È dall’inizio della sua carriera, ormai venticinque anni fa, che Paul Pfeiffer cerca di rispondere alla domanda: «Chi sfrutta chi? Sono le immagini che ci trasformano o siamo noi che trasformiamo le immagini?». La sua nuova retrospettiva al Guggenheim Museum è il suo tentativo di risposta.
Dal 30 novembre al 16 marzo 2025 la mostra «Paul Pfeiffer: prologo alla storia della nascita della libertà» presenta oltre trenta opere dell’artista hawaiano (Honolulu, 1966), esplorando la vasta gamma dei suoi approcci creativi: dalle installazioni video, che lo hanno reso famoso, alle fotografie, fino alle sculture degli ultimi anni. La scala delle opere esposte, che variano dalle miniature tipiche degli inizi della sua carriera alle installazioni immense degli ultimi anni, contribuisce a destabilizzare le aspettative dello spettatore, invitandolo a mettere in questione la propria relazione con le immagini che «consuma».

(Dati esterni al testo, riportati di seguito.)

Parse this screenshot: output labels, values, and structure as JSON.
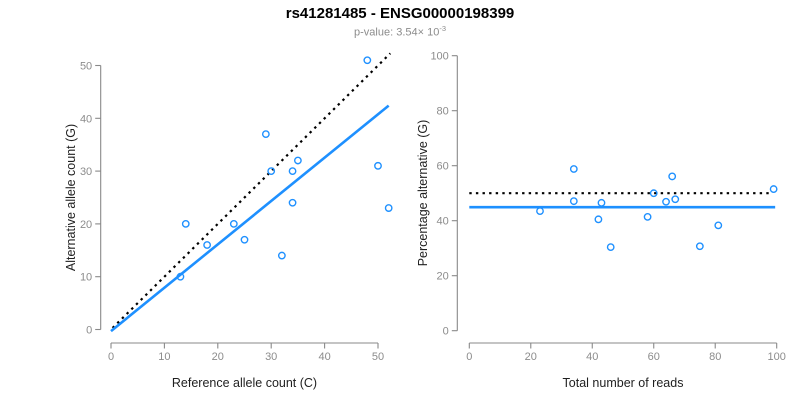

A prescindere dal medium, l’obiettivo della ricerca di Pfeiffer rimane invariato: analizzare l’impatto dell’immagine sulla coscienza collettiva, sulla costruzione dell’identità. Per riuscirci, Pfeiffer si concentra sul mondo dello spettacolo, utilizzando stadi, teatri, set hollywoodiani e idoli della cultura pop contemporanea per identificare i meccanismi attraverso cui creiamo un «noi» verso un «loro», alimentiamo il culto delle celebrità e offriamo ai mass media il potere di influenzare la nostra percezione del mondo. La serie «Incarnator» (dal 2018), ad esempio, realizzata in collaborazione con scultori spagnoli, filippini e messicani, trasforma Justin Bieber in una reincarnazione moderna di Cristo, rielaborando tradizioni ultracentenarie in una riflessione sul culto del sacro nella società contemporanea. Allo stesso modo, in «Four Horsemen of the Apocalypse» (dal 2000), la manipolazione delle fotografie dei match di basket della Nba trasforma i giocatori in figure divine.
L’interesse di Pfeiffer per il cinema e la produzione di immagini, il grande denominatore comune della nostra società, si intuisce già dall’allestimento, ispirato dal design di uno studio del suono. Il titolo stesso della mostra, inoltre, richiama una svolta fondamentale nell’evoluzione del cinema americano, con un riferimento al colossal «I Dieci Comandamenti» di DeMille, il film più costoso mai prodotto all’epoca della sua uscita, nel 1956. E, in maniera più esplicita, con creazioni quali «Red Green Blue» (2022) o «Live from Neverland» (2006), Pfeiffer ci ricorda il pesante processo di post produzione a cui sono sottoposte le trasmissioni televisive e l’impatto di tali manipolazioni sulla nostra comprensione.